Super Wolf Moon Total Lunar Eclipse coming!



  • On January 20, North America will have its last total lunar eclipse until 2021. Hereś some more information:
    https://www.nbcnews.com/mach/science/lunar-eclipse-2019-how-watch-super-blood-wolf-moon-ncna954941


  • @Luna-Dara-Kelondra
    Have you ever had a lunar eclipse watch at your school? I would love to do this with my 8th graders in my high interest science class. It looks like it will start about 10:30 pm Eastern time so that means 9:30 here. If it goes to 11:30 that isn't that long. The issues we have would deal with weather. It could be 40 below zero here during that time (which could be totally normal)... or it could be cloudy. I know parents would not want to come pick up their kids, but was thinking of a lock in. The deal with that is it is a Sunday - so we have school the next day. If we wan't view this in person, besides the Internet video clips is there anything else you do with your kids to help them understand this phenomenon?

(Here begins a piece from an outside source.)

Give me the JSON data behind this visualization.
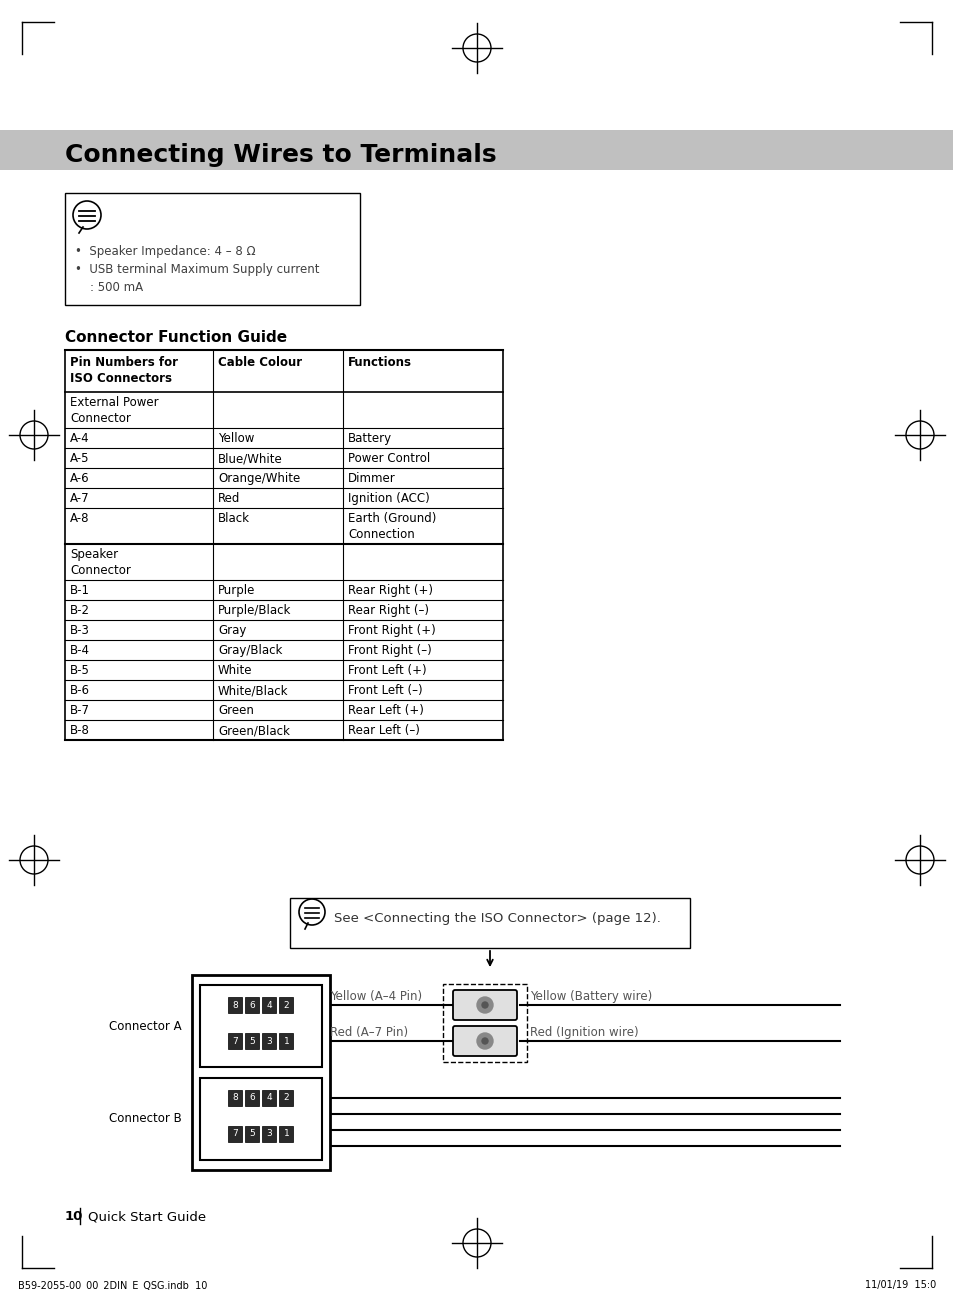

  • @Jeanine-Gelhaus Hi, Jeanine! Actually, I am a public librarian, so I haven't been able to do a lunar eclipse viewing with my kids, but I have done astronomy and eclipse programs and then encouraged them to go to our local science museum (roughly a mile away), where there is almost always a public viewing of anything interesting out on the lawn. The venus transit years ago drew a huge crowd. All the people who came from my program at the library to the museum to see it had a blast. I have taken kids out into a grassy area outside to watch the ISS fly over. You can actually see it with the naked eye! To help them understand the concepts, I will have them act out both types of eclipse. Someone is the sun, others are the moon and Earth. Then we swap out until everyone has had a chance to play one or more roles. It's fun. For 8th graders, I'd challenge them to figure it out first, then go into discussing the concept.